Quand partir pour profiter du massif dans de bonnes conditions
La fenêtre la plus confortable se situe généralement entre mai et octobre, avec une nuance importante: certaines variantes s’arrêtent plus tôt, selon l’enneigement ou l’état du sentier. Sur la boucle classique, c’est la combinaison météo sèche + bonne visibilité qui fait la différence. Le Col Vert perd beaucoup de son intérêt si le ciel est bas, parce qu’une grande partie du plaisir vient précisément du panorama.
En été, je préfère un départ tôt le matin. D’abord pour éviter les coups de chaud dans la montée, ensuite parce que le relief peut déclencher des nuages ou des orages plus tard dans la journée. En intersaison, le bon réflexe consiste à partir seulement si la trace est sèche et si la neige a disparu des passages les plus exposés. Le terrain du Vercors garde facilement l’humidité, donc une pluie de la veille suffit parfois à transformer une belle sortie en progression hésitante.
Si votre priorité est la vue, choisissez un jour bien dégagé. La récompense au col, avec Grenoble et les Alpes en arrière-plan, justifie largement d’attendre une fenêtre propre plutôt que de “faire la sortie quand même”. C’est justement cette logique de sélection qui permet d’éviter les déceptions, et elle devient encore plus utile pour réussir la journée dans le détail.
Les détails qui transforment une bonne sortie en vraie réussite
À mes yeux, le Col Vert se gagne souvent sur des détails très simples. Les randonneurs qui passent une bonne journée sont rarement ceux qui ont le plus de matériel; ce sont surtout ceux qui ont choisi le bon horaire, le bon itinéraire et le bon niveau d’exigence pour leur forme du moment.

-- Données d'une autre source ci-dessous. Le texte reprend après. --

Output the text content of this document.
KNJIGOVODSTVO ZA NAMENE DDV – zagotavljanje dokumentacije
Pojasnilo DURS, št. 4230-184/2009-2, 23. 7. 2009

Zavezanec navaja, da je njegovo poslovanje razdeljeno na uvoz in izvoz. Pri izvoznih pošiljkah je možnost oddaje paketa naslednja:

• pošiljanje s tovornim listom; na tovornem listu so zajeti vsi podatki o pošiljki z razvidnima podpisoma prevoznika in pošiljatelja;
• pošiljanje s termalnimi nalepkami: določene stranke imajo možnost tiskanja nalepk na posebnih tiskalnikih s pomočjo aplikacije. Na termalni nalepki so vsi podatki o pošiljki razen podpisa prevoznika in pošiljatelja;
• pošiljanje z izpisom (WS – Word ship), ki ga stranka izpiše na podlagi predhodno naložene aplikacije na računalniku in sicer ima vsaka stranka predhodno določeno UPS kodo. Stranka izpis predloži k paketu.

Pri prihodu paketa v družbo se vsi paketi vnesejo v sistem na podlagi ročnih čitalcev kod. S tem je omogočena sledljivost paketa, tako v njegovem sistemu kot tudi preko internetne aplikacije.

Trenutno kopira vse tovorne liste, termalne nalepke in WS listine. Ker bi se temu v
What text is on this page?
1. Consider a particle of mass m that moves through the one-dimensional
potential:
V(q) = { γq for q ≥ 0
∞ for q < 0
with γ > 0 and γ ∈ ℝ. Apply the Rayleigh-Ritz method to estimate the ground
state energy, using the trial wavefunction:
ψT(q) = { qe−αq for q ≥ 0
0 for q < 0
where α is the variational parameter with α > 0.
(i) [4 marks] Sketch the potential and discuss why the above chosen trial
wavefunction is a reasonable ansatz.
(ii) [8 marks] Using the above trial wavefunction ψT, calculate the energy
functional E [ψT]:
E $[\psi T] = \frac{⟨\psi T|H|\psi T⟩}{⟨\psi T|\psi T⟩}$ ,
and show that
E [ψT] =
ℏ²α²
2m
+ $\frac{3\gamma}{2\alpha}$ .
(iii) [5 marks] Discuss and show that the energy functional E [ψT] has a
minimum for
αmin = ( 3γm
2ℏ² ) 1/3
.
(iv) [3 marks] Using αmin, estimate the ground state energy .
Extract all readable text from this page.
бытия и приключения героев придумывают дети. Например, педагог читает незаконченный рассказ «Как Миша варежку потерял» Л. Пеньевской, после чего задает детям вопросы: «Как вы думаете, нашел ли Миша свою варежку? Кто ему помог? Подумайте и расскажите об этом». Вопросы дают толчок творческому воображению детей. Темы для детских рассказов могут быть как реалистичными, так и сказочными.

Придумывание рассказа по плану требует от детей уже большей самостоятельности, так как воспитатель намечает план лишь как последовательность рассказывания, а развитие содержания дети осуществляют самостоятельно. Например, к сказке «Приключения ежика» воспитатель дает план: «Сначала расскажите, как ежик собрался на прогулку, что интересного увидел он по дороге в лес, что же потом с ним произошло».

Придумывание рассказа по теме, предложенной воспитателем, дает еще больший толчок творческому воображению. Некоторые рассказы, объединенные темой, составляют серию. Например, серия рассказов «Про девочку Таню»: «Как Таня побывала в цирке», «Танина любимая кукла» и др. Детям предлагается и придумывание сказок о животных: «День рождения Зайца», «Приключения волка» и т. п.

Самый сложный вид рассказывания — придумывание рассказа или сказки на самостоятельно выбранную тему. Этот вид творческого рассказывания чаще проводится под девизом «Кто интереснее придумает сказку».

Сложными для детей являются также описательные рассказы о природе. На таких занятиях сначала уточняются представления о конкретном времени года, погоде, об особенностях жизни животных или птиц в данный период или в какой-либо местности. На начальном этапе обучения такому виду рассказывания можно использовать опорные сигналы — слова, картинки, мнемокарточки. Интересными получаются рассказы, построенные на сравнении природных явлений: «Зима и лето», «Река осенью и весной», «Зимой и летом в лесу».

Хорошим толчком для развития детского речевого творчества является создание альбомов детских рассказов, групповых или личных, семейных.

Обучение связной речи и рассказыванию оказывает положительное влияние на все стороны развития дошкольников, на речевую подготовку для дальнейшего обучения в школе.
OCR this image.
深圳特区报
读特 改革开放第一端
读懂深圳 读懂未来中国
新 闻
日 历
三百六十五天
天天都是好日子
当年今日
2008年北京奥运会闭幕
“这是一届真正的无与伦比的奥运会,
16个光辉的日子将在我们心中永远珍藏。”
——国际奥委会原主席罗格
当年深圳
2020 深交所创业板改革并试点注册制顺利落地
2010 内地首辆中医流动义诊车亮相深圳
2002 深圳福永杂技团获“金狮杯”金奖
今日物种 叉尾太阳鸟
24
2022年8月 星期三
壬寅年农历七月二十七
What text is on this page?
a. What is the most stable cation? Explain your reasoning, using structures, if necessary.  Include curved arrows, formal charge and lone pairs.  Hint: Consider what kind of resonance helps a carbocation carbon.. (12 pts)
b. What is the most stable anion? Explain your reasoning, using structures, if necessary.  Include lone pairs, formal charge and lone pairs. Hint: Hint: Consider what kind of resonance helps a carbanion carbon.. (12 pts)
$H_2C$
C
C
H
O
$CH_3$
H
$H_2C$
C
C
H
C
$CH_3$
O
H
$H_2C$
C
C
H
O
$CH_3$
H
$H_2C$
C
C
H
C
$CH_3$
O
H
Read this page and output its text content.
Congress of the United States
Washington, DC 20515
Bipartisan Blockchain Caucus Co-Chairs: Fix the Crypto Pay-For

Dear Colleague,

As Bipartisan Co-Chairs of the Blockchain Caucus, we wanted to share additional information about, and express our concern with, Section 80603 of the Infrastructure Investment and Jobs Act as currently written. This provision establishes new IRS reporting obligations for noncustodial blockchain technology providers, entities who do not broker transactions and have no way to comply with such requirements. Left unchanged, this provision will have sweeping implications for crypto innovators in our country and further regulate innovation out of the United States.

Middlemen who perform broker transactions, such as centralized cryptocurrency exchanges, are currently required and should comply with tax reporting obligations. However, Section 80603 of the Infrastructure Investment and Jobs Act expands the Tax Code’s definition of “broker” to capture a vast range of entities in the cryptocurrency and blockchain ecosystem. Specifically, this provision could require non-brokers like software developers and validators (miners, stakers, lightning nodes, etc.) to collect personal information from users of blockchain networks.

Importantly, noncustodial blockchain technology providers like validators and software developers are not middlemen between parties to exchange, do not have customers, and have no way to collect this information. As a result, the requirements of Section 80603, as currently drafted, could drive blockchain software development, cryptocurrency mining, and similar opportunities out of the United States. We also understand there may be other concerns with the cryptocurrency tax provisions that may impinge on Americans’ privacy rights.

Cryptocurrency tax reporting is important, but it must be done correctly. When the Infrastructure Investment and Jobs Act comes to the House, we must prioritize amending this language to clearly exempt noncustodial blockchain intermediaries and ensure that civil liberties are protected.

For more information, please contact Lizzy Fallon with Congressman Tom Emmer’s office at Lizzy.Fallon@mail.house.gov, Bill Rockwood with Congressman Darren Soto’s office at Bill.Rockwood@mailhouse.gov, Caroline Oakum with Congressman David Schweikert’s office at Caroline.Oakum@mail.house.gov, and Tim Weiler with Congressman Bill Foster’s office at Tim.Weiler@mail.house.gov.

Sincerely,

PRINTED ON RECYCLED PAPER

- Je télécharge toujours la trace avant de quitter la couverture réseau, même si le balisage est bon.
- Je garde une marge horaire d’au moins 1 heure pour absorber une pause longue, une photo ou un terrain plus lent que prévu.
- Je regarde les variantes de retour avant le départ, pour ne pas improviser au moment où la fatigue monte.
- Je ne me laisse pas tromper par le mot “accessible” utilisé pour le col: accessible ici veut dire moins extrême que d’autres cols du secteur, pas facile au sens familial.
- Je préfère renoncer à l’objectif sommet si la visibilité ou l’état du sentier ne sont pas bons, plutôt que de forcer une sortie moyenne.
Au fond, la réussite de cette randonnée tient à un équilibre simple: partir avec une vraie préparation, accepter la raideur finale et choisir une fenêtre météo correcte. Si vous faites cela, le Col Vert devient l’une des plus belles portes d’entrée vers la barrière Est du Vercors, avec assez de caractère pour marquer la journée sans exiger une expédition complète.